Sunday, March 20, 2011

Waiting

This week I was given two assignments: I was to start reading "When the Heart Waits" by Sue Monk Kidd and I was to journal about an event that caused me a lot of pain. I've done both and I'm tired.

This is part of a step I'm taking to understand a phase I'm in - a rut I'm in. I feel as if I'm not moving, as if I'm suspended at a place that is not especially unpleasant. I'm not sad or depressed. My career is good. I can say it's great. I don't have financial problems. My children are grown and we get along famously.

However.

But.

There must be more.

There must be more.

How long have I been here? I'm not even sure, I only know I am. I decided that I'm not unhappy, but neither am I excited or passionate about this place.
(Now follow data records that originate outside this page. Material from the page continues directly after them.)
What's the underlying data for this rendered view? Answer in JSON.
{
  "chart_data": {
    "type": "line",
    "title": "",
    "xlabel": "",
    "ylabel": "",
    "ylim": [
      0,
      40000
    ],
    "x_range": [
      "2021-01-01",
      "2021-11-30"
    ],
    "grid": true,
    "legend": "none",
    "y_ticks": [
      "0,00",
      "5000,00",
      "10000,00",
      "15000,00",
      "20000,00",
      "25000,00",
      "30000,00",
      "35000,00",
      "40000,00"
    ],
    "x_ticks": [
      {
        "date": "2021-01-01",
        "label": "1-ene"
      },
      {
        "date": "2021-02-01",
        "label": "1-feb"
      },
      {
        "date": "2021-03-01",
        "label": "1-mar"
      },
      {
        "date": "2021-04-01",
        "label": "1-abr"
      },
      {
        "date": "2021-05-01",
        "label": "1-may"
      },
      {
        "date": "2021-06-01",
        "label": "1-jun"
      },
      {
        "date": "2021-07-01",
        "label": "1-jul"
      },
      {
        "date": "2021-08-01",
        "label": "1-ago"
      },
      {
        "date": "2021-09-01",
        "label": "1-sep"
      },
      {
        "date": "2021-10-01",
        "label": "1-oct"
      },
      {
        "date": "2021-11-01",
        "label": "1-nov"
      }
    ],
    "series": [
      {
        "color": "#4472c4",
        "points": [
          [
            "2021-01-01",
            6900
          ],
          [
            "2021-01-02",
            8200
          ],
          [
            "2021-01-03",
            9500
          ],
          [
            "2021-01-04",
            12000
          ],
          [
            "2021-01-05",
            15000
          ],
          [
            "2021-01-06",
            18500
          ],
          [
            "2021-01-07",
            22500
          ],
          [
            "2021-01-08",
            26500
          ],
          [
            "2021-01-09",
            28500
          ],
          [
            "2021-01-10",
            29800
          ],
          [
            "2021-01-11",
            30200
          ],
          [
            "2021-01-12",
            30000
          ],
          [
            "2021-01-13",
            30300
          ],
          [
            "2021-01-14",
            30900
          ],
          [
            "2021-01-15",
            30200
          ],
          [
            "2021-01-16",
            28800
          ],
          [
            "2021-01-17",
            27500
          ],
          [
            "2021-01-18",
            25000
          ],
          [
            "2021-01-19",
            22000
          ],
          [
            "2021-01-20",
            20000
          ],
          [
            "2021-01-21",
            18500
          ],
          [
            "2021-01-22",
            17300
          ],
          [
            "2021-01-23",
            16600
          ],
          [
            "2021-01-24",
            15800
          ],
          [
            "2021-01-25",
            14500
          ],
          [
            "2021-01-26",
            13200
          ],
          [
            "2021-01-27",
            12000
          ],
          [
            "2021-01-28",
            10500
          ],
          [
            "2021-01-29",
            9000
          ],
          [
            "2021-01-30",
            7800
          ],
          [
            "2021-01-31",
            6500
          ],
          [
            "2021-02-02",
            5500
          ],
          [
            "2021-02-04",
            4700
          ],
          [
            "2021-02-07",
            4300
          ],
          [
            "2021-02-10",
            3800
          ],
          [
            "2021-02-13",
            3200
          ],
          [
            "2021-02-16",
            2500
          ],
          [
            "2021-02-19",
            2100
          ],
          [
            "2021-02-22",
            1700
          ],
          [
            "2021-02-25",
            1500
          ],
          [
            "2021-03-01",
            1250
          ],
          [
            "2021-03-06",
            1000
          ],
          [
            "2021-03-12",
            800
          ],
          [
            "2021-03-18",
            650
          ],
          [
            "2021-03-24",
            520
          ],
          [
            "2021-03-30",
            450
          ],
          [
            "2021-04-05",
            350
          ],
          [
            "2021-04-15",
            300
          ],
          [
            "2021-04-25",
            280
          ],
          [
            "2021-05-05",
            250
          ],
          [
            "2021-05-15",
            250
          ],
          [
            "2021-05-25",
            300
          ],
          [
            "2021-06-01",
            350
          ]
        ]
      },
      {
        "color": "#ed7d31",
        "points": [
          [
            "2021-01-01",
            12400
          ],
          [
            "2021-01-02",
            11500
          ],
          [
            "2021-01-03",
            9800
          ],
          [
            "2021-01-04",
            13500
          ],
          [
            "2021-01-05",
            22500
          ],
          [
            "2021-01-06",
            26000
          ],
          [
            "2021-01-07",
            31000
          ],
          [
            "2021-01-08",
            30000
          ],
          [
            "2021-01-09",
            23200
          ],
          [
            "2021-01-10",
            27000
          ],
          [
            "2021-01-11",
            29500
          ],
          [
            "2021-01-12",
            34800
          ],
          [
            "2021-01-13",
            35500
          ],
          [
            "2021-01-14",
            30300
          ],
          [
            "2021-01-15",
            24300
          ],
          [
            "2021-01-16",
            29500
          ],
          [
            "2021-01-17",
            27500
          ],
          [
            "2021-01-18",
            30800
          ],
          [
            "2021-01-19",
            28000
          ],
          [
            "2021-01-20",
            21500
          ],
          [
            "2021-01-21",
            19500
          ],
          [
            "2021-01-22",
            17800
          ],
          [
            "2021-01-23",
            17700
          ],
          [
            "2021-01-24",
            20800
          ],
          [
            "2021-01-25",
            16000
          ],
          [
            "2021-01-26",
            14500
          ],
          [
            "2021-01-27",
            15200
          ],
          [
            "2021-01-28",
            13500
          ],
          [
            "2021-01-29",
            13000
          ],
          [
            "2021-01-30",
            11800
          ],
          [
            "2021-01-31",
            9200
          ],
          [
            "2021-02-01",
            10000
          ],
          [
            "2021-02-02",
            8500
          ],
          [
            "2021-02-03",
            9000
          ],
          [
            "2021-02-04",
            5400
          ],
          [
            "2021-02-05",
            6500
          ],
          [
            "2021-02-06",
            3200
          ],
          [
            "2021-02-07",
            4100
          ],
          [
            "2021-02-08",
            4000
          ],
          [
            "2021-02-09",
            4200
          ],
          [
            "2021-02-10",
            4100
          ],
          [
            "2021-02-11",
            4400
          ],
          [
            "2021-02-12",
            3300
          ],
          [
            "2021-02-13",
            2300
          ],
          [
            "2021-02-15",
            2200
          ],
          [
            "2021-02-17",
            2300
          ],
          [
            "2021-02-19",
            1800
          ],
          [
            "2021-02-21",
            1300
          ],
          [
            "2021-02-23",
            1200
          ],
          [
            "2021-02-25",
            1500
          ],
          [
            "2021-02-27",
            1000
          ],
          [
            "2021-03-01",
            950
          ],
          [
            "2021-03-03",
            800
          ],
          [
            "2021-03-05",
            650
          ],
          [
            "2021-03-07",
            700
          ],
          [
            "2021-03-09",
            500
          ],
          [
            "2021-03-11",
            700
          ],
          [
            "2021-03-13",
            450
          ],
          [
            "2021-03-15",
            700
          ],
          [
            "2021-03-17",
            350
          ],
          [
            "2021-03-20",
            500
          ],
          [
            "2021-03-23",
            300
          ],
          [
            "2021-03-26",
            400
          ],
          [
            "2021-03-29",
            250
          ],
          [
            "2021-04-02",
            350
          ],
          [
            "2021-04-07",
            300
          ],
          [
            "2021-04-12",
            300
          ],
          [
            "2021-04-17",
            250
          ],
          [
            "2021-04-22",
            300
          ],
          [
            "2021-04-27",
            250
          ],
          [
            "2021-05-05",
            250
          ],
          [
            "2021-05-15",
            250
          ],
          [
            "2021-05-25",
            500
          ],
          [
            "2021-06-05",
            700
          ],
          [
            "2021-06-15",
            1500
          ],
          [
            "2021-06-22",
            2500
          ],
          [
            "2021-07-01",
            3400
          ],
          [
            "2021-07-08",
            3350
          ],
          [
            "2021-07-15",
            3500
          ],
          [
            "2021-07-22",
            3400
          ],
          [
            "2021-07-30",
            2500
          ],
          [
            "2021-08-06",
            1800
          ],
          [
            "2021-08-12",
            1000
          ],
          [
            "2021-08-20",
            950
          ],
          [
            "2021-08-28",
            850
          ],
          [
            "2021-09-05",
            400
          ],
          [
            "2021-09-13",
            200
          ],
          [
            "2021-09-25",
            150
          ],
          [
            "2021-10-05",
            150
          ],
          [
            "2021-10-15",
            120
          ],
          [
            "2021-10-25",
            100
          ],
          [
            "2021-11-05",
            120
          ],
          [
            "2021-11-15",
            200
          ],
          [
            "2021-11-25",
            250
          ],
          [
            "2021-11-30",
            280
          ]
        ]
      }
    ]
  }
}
There must be more. The problem is that I have no idea how to get to another place, which way to turn, or even what I'm looking for. I am at a loss. I may even be lost and feeling neutral about it isn't acceptable to me.

Back to the assignment: The book touches on religious aspects of waiting, of soul-building. It does so in a way that doesn't feel too heavy and so far I've been able to read and accept the concepts in a general way. It's not preachy and I don't feel defensive. I'm only about a dozen pages into it. The journaling took me through several emotions. I moved from feelings of invasion to urgency to embarrassment to anger to emptiness to sadness to fondness to anger again and finally wound my back around to "EMPTY".

Where this will end up, I'm not sure. I certainly must wait because there is no rushing tomorrow. It comes when it comes and I will live through today as I lived through my yesterdays. No, I won't rush tomorrow but I bet I will welcome it.